The first French-Canadian fur traders—the very first may have been Jacques de Noyon in 1688—shared these waterways with the Dakota, but by the time the fur trade began in earnest in the mid-18th century, the Ojibwe had taken control.
The fur traders continued to paddle and portage these waters until the dwindling beaver populations and changing European fashions crashed the industry in the 1840s.
Following World War I a national interest in outdoor recreation emerged, and the profusion of automobiles brought a great influx of vacationers to the Superior National Forest, prompting the conflicts between recreationists and commercializers that continues today.
Before 1919 scant regard was given to public use of national forests, though in that year the U.S. Forest Service hired Arthur C. Carhart as a landscape architect to develop multiple-use policies. He initiated the first serious discussions within the Forest Service of protected wilderness, and one of his earliest acts was a management plan for what would become the Boundary Waters Canoe Area Wilderness.

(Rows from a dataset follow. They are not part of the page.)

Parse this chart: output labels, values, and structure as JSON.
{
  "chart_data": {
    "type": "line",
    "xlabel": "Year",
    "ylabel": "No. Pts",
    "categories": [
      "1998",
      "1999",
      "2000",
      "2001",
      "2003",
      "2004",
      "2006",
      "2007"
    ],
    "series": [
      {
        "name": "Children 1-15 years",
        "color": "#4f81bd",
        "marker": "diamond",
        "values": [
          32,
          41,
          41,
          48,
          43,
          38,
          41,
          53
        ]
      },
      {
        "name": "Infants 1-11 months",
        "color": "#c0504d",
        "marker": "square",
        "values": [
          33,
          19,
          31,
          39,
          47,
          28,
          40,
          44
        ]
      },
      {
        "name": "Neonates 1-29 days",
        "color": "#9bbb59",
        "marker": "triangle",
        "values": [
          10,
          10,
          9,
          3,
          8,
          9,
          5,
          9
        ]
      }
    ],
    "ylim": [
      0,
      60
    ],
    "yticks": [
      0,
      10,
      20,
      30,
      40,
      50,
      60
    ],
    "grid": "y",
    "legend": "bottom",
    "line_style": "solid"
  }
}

Acting on Carhart’s recommendations, Secretary of Agriculture William Jardine signed a plan for the unnamed wilderness in 1926 that prohibited roads and other development across 1,000 square miles and required loggers to leave “tree screens” around lakes. Thanks to noted conservationists like Sigurd Olson and Ernest Oberholtzer, a series of state and federal laws during the 1930s, ’40s, and ’50s solidified and expanded these protections, and the debate helped shape the landmark Wilderness Act of 1964. Beginning in 1948 the federal government began buying out private resort- and homeowners in what was then called the Superior Roadless Primitive Area.
One person who stayed was Dorothy Molter, known to most as the Root Beer Lady. She lived deep in the wilderness of Knife Lake between 1934 and her death in 1986. Her nursing skills and immense popularity prompted the Forest Service to grant her a lifetime exemption, allowing her to remain at her home. Her house was removed after her death and is now a museum in Ely; by all means, visit it.
Restrictions on incompatible uses such as fly-ins, mining, and snowmobiles came piecemeal and not without opponents fighting every step in court; a few even resorted to violence against preservationists. The most contentious period in its history surrounds the 1978 passage of the BWCA Wilderness Act, which established the Boundary Waters’ present boundaries and codified the regulations.
To the chagrin of the wilderness backers, motorboats remained permissible on many periphery lakes. This was, however, far from the final word, and there are still serious efforts to roll back most of the wilderness protection.